Marjane et ses deux enfants sont demandeurs d’asile en Pologne. Ils ont cherché à fuir leur pays à cause de la violence de la guerre. Yakoub joue l’interprète pour sa mère : « Je suis partie pour sauver ma vie et ma famille. » confie-t-elle. Les souvenirs de Pologne semblent douloureux. Marjane est fébrile, son fils fait preuve, lui, d’une grande maturité. Il raconte : « Les Polonais étaient agressifs envers nous, les tchétchènes. On était parqués. Chaque semaine, des skinhead venaient nous rendre visite. Il fallait partir. » Marjane fonde alors beaucoup d’espoir sur sa venue en France.
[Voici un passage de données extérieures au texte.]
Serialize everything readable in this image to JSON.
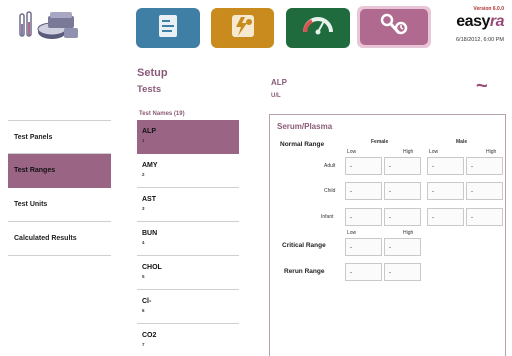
{
  "header": {
    "version": "Version 6.0.0",
    "brand_main": "easy",
    "brand_accent": "ra",
    "datetime": "6/18/2012, 6:00 PM",
    "modules": [
      {
        "icon": "document-list-icon",
        "color": "#3f7fa6"
      },
      {
        "icon": "lightning-person-icon",
        "color": "#c98a1e"
      },
      {
        "icon": "gauge-icon",
        "color": "#1f6b3d"
      },
      {
        "icon": "wrench-tools-icon",
        "color": "#b06a90",
        "selected": true
      }
    ]
  },
  "page": {
    "section": "Setup",
    "subsection": "Tests"
  },
  "nav": {
    "items": [
      {
        "label": "Test Panels"
      },
      {
        "label": "Test Ranges",
        "active": true
      },
      {
        "label": "Test Units"
      },
      {
        "label": "Calculated Results"
      }
    ]
  },
  "tests": {
    "header": "Test Names  (19)",
    "items": [
      {
        "name": "ALP",
        "index": "1",
        "active": true
      },
      {
        "name": "AMY",
        "index": "2"
      },
      {
        "name": "AST",
        "index": "3"
      },
      {
        "name": "BUN",
        "index": "4"
      },
      {
        "name": "CHOL",
        "index": "5"
      },
      {
        "name": "Cl-",
        "index": "6"
      },
      {
        "name": "CO2",
        "index": "7"
      }
    ]
  },
  "detail": {
    "test_name": "ALP",
    "unit": "U/L",
    "panel_title": "Serum/Plasma",
    "normal_range_label": "Normal Range",
    "female_label": "Female",
    "male_label": "Male",
    "low_label": "Low",
    "high_label": "High",
    "rows": {
      "adult": "Adult",
      "child": "Child",
      "infant": "Infant"
    },
    "critical_label": "Critical Range",
    "rerun_label": "Rerun Range",
    "empty_value": "-"
  },
  "colors": {
    "accent": "#9a6585",
    "brand": "#9a4a78"
  }
}
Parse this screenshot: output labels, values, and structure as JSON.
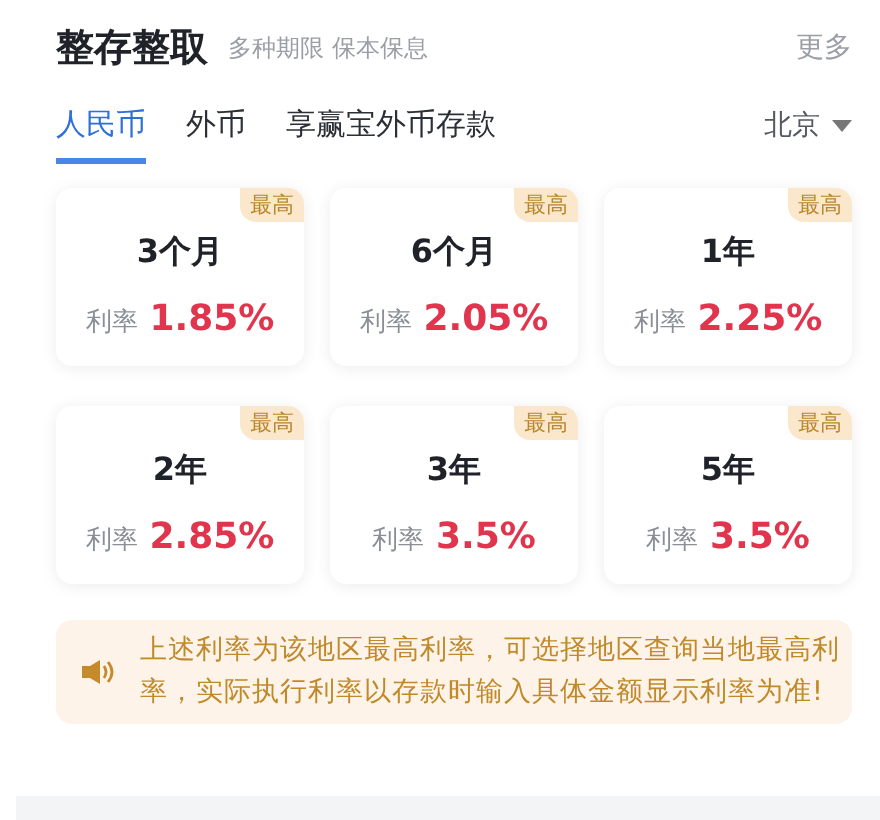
{
  "header": {
    "title": "整存整取",
    "subtitle": "多种期限 保本保息",
    "more": "更多"
  },
  "tabs": [
    {
      "label": "人民币",
      "selected": true
    },
    {
      "label": "外币",
      "selected": false
    },
    {
      "label": "享赢宝外币存款",
      "selected": false
    }
  ],
  "region": "北京",
  "products": [
    {
      "term": "3个月",
      "rate_label": "利率",
      "rate": "1.85%",
      "badge": "最高"
    },
    {
      "term": "6个月",
      "rate_label": "利率",
      "rate": "2.05%",
      "badge": "最高"
    },
    {
      "term": "1年",
      "rate_label": "利率",
      "rate": "2.25%",
      "badge": "最高"
    },
    {
      "term": "2年",
      "rate_label": "利率",
      "rate": "2.85%",
      "badge": "最高"
    },
    {
      "term": "3年",
      "rate_label": "利率",
      "rate": "3.5%",
      "badge": "最高"
    },
    {
      "term": "5年",
      "rate_label": "利率",
      "rate": "3.5%",
      "badge": "最高"
    }
  ],
  "notice": "上述利率为该地区最高利率，可选择地区查询当地最高利率，实际执行利率以存款时输入具体金额显示利率为准!"
}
Quand ils sont arrivés, il y a un an et demi, la préfecture des Alpes Maritimes les a d’abord logés, comme le préconise la loi. Mais au bout de quelques semaines, on leur a demandé de partir. « L’horreur a recommencé. Nous avons vécu six mois dans la rue. » Les mots sortent de plus en plus difficilement et laissent place aux larmes. « C’est dur de l’avouer, j’ai dû fouiller dans les déchets alimentaires pour trouver à manger. » La décision de la justice lui est insupportable. « Tout ce que j’aimerais, c’est que ça s’arrête. Je voudrais un toit et pouvoir travailler. »

Julie Caron

Crédit Photo : Julie Caron

Post-Scriptum

Squatteurs sous pression

Les associations dénoncent le harcèlement moral exercé par les autorités publiques envers les demandeurs d’asile. Contrôles réguliers, visites à des heures impromptues. Cette pression provoque la colère de David, l’un des bénévoles actifs du squat : « Toutes les interventions sont faites pour que les familles quittent la ville » Mais il semblerait que ces efforts soient vains. Depuis que la justice s’est emparée de l’affaire, seule une famille, sur les quinze présentes, a regagné sa terre d’asile, la Pologne.